All tools loaded upfront

V3.0.0

~0

Platform-managed

Tools loaded on-demand


Development

Build Commands

npm run build # Compile TypeScript to JavaScript npm run dev # Development mode with watch compilation npm test # Run Jest test suite (60% coverage) npm run test:coverage # Generate coverage report npm run lint # ESLint with auto-fix npm run format # Prettier code formatting

Testing

  • Jest with ESM support and TypeScript compilation

  • 60% coverage across statements, branches, functions, lines

  • 1136 tests covering core functionality, edge cases, error handling

  • Pre-commit hooks enforce code quality via Husky + lint-staged

Architecture

Core Components:

  • src/index.ts — MCP server with tool registration and routing

  • src/tools/ — 29 tools organized by category (xcodebuild, simctl, idb, cache, workflows)

  • src/state/ — Multi-layer intelligent caching (simulator, project, response, build settings)

  • src/utils/ — Shared utilities (command execution, validation, error formatting)
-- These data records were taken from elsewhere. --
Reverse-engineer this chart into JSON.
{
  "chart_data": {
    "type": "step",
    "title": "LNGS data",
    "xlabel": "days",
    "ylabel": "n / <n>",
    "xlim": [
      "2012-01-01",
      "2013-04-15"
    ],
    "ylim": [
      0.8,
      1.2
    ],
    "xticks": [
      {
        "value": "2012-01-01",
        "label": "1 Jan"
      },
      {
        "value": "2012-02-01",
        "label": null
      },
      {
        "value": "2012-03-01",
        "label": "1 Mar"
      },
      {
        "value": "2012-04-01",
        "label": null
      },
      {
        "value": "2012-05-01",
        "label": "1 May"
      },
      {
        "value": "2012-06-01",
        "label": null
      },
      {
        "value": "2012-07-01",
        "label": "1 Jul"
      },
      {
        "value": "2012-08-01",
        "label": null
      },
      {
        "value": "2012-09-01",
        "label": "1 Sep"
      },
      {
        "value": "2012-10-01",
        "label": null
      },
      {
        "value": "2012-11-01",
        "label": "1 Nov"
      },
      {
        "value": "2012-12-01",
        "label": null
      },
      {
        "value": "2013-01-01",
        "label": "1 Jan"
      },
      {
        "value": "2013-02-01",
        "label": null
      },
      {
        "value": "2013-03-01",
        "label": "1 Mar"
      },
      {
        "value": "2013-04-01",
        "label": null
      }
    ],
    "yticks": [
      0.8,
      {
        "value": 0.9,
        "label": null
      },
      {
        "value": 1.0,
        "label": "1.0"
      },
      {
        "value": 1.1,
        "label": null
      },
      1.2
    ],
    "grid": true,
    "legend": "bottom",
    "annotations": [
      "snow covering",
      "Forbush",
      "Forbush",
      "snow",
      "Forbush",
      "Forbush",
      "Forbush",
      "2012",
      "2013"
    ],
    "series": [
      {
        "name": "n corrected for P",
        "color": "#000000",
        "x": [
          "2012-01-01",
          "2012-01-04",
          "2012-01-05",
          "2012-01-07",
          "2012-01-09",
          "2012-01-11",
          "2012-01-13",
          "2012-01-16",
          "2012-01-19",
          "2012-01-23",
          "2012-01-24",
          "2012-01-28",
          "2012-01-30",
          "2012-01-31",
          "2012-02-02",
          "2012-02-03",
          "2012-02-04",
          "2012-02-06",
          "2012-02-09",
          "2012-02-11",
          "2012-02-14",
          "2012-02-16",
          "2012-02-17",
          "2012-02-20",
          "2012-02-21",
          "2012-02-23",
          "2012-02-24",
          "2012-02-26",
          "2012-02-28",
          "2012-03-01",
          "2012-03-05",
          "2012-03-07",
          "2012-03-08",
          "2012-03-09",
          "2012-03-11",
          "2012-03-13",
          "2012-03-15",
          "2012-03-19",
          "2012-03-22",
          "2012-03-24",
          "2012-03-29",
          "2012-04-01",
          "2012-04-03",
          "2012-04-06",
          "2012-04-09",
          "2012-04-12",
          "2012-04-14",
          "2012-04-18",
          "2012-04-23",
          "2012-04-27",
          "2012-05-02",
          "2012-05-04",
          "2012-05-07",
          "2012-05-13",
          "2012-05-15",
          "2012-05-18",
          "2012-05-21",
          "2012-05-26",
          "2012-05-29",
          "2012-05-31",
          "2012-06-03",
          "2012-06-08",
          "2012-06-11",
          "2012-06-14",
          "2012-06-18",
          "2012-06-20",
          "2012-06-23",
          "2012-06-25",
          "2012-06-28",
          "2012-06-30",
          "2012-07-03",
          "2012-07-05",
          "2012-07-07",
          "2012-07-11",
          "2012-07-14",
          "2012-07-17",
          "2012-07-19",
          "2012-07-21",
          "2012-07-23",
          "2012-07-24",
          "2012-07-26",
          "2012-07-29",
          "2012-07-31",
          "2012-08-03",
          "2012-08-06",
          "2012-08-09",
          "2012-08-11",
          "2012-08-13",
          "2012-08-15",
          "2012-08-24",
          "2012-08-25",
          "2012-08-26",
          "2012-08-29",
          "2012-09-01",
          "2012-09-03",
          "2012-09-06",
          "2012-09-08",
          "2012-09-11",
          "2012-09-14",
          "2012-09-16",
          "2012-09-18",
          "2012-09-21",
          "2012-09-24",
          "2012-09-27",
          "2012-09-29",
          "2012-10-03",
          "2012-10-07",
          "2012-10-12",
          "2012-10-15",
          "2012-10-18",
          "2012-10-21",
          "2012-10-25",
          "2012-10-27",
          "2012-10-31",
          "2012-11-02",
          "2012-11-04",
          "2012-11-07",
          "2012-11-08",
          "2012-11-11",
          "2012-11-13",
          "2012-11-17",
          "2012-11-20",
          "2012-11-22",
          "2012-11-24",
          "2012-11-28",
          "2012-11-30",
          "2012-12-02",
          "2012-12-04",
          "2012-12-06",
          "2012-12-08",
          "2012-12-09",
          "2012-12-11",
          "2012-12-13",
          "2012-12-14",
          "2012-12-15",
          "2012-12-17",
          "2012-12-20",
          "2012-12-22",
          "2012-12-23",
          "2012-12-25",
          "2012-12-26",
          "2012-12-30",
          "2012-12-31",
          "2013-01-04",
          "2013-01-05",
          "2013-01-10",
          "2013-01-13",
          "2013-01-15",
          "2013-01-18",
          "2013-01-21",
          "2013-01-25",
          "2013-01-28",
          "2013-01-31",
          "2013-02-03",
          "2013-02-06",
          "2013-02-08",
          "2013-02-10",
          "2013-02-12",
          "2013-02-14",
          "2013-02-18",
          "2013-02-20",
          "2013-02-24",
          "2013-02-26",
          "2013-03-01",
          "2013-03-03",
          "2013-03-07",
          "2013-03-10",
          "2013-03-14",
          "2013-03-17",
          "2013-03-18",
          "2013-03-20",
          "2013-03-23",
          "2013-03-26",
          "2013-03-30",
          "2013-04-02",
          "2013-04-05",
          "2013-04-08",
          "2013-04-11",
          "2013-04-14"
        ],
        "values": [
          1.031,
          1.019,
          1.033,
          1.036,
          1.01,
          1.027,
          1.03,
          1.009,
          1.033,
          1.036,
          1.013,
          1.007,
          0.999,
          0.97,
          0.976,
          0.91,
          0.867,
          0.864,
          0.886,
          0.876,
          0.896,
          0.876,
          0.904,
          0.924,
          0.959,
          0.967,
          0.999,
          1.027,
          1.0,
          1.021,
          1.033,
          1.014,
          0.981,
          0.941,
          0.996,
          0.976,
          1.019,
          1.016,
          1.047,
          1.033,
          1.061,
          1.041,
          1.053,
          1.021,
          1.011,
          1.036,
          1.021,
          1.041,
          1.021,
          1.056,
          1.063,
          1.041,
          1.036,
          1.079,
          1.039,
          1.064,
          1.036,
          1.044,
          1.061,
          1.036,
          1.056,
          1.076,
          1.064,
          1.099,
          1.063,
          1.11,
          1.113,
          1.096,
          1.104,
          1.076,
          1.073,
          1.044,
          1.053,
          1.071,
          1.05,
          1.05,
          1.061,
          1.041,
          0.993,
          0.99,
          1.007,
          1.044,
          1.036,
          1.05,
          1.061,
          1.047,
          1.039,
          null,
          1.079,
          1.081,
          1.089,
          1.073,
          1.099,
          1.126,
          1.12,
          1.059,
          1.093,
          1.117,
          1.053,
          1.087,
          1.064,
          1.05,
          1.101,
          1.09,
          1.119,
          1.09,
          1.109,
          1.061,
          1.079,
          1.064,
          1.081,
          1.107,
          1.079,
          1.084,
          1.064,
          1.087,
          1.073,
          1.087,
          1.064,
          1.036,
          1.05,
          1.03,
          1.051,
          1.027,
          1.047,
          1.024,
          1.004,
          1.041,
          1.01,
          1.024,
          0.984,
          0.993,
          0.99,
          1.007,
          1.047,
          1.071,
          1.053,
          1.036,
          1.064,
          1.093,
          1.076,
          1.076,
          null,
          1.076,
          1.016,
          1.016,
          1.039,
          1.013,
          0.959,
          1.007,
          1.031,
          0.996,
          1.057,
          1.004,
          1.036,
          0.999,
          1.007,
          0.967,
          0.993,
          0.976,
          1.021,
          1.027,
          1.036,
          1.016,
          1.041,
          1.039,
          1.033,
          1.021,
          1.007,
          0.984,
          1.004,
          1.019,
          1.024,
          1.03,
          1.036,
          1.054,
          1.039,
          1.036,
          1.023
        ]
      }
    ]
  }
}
  • src/types/ — TypeScript definitions for Xcode data structures

Cache Architecture:

  • Simulator Cache: 1-hour retention, usage tracking, performance metrics

  • Project Cache: Remembers successful build configurations per project

  • Build Settings Cache: Auto-discovers bundle IDs, deployment targets, capabilities

  • Response Cache: 30-minute retention for progressive disclosure


Contributing

WARNING

I appreciate contributions, but please note that this repo and my other public repos are far down in the priority queue of what I'm working on, so I'll be slow to review anything. Your best bet is really just to fork the repo and customise it to your own needs.

PR requirements:

  • Tests pass (npm test)

  • Coverage remains ≥60% (npm run test:coverage)

  • Code passes linting (npm run lint)

  • TypeScript compiles (npm run build)

See CLAUDE.md for detailed development guidelines and architecture documentation.


License

MIT License — See LICENSE for details.


XC-MCP: Production-grade Xcode automation for AI agents through progressive disclosure and accessibility-first workflows.